Her daughter. Now, that was the part of the weekend that excited her. Though she spoke with Willow on the phone at least every other night, she hadn’t seen her in just about two weeks now—twelve days to be precise—and she missed almost every aspect of having the girl in her life on a daily basis. She missed reading to the child in bed in the evenings or having the child read to her; she missed the way Willow moved slowly through the house with the grace of a ballet dancer, sometimes seeming to barely touch the stairs when she glided down them on her bare feet; she missed the way the girl managed somehow to eat cereal without making a sound—the spoon never touched the sides of the bowl, and Willow seemed to loathe the insectival sound of a slurp as much as any grown-up—and she missed the way Willow could calm Patrick with an almost paranormal gentleness.
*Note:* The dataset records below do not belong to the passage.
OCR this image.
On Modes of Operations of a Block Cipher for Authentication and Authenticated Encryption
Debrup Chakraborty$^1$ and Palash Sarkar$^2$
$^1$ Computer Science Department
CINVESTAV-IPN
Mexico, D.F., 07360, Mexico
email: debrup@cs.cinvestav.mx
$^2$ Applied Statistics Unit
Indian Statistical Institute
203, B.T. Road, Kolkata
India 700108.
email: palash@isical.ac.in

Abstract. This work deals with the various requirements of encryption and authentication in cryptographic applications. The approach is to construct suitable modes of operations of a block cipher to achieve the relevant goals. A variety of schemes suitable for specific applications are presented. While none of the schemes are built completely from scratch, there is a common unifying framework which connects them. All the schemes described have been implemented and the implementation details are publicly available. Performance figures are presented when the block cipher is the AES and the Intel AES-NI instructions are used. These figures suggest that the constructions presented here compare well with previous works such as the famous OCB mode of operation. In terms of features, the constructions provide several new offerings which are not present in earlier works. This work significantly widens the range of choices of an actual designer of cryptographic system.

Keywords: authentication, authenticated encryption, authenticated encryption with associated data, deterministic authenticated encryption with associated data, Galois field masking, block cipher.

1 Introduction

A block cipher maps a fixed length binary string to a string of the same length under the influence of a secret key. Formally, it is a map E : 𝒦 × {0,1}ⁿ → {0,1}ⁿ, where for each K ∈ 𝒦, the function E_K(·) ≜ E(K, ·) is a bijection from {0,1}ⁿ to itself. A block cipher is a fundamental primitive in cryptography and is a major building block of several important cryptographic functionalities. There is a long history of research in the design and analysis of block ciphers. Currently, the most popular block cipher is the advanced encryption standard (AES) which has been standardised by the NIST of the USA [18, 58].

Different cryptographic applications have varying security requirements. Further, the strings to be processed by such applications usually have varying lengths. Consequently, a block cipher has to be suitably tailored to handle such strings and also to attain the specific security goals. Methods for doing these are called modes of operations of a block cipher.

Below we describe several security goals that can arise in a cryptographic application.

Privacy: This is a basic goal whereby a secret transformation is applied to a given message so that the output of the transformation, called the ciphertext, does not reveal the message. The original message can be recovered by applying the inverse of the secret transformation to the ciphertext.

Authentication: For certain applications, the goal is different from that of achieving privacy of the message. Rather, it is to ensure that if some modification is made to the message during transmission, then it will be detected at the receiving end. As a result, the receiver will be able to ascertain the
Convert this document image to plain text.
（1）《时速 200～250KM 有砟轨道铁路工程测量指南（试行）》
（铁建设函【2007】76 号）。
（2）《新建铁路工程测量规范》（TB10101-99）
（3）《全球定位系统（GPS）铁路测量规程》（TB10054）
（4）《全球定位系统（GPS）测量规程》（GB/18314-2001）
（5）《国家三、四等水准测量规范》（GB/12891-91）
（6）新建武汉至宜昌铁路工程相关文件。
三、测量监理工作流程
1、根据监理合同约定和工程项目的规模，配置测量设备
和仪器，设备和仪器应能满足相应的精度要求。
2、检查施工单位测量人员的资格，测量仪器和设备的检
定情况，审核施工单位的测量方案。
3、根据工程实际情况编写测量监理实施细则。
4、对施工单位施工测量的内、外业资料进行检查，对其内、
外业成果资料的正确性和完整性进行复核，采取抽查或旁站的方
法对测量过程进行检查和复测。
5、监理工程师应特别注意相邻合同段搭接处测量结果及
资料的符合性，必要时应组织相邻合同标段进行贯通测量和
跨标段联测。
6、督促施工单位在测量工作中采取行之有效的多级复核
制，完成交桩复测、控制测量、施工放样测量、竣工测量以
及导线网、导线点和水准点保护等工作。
When the baby was in nuclear meltdown and neither breast milk nor rocking would silence the child’s earsplitting siren of a shriek, somehow Willow knew precisely how to hold him or tickle him or rub him to bring both parents and newborn back from the brink. She also changed diapers, which certainly made things easier when Sara was trying to get something that resembled dinner on the table.

Willow was not a perfect child, of course, and Sara did not for a moment delude herself into believing that she was. She gave up quickly on math problems, it was easier to pull the witchgrass from the front garden than it was to convince her to clean her room or put her dirty clothes in the hamper, and she spent more time in front of a mirror than Sara thought any ten-year-old should. But she was sweet and sensitive and Sara loved her madly—so much more, she feared on occasion, than she would ever learn to love her baby boy with his tendency to pee straight into the air like a geyser.